Trauma and the brain

Trauma changes our brains. The Hippocampus is where our new information or short-term memories move to longer-term memory. The Amygdala is located next to the Hippocampus and it is our instinctual part of the brain, some call it the “lizard brain.” When our “thinking brain,” the pre-frontal cortex, detects/interprets danger - it “shuts down” or goes “off-line.” The Amygdala then instinctually chooses flight, fight or freeze according to what is most likely to protect us in the moment. This is not a cognitive choice as our thinking brain is not working at this point. Our hippocampus cannot record and process memories as there is no context from the thinking brain. The Amygdala records the situation like a polaroid camera clicking repeatedly and the pictures dropping to the floor as they slide out. When you look down at the pile of pictures, you have no idea what order they go in. At this point the memory is stored maladaptively as it has not processed through the hippocampus. In the future, when something happens that is scary or uncomfortable, you may be “triggered” and feel the emotions that go with the past traumatic memory even though those emotions do not match the current situation.
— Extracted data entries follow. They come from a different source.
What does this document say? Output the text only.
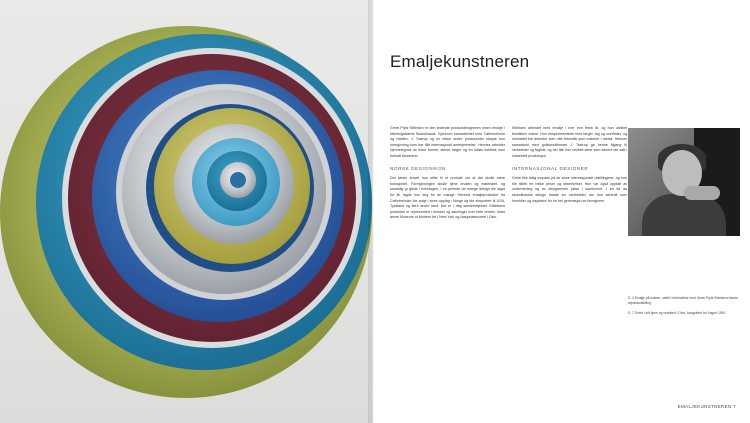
Emaljekunstneren

Grete Prytz Kittelsen er den ledende produktdesigneren innen emalje i etterkrigstidens Skandinavia. Gjennom samarbeidet med Cathrineholm og Halden, J. Tostrup og en rekke andre produsenter skapte hun formgivning som har fått internasjonal anerkjennelse. Hennes arbeider kjennetegnes av klare former, sterke farger og en tidløs estetikk som fortsatt fascinerer.

NORSK DESIGNIKON

Det første kravet hun stilte til et produkt var at det skulle være funksjonelt. Formgivningen skulle tjene bruken og materialet, og samtidig gi glede i hverdagen. I en periode da mange design ble laget for få, lagde hun ting for de mange. Hennes emaljeprodukter fra Cathrineholm ble solgt i store opplag i Norge og ble eksportert til USA, Tyskland og flere andre land. Det er i dag samlerobjekter. Kittelsens produkter er representert i museer og samlinger over hele verden, blant annet Museum of Modern Art i New York og Nasjonalmuseet i Oslo.

Kittelsen arbeidet med emalje i mer enn femti år, og hun utviklet teknikken videre. Hun eksperimenterte med farger, lag og overflater, og resultatet ble arbeider som ofte fremstår som malerier i metall. Hennes samarbeid med gullsmedfirmaet J. Tostrup ga henne tilgang til verksteder og fagfolk, og her fikk hun utviklet ideer som senere ble satt i industriell produksjon.

INTERNASJONAL DESIGNER

Grete fikk tidlig innpass på de store internasjonale utstillingene, og hun ble tildelt en rekke priser og utmerkelser. Hun var også opptatt av undervisning og av designernes plass i samfunnet. I en tid da skandinavisk design hadde sin storhetstid, sto hun sentralt som formidler og inspirator for en hel generasjon av formgivere.

S. 4 Emalje på kobber, utstilt i forbindelse med Grete Prytz Kittelsens første separatutstilling.

S. 7 Grete i sitt hjem og verksted i Oslo, fotografert for Vogue 1961.

EMALJEKUNSTNEREN 7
Others may view you as “overreacting.” This also accounts for why people who have encountered a traumatic event or been triggered by past trauma are unable to give a full and chronological account of what occurred, their brain did not record it that way. This can be confusing for law enforcement when taking statements and may appear as though the person is lying when, in fact, they are doing the best they can with how their brain stored the information.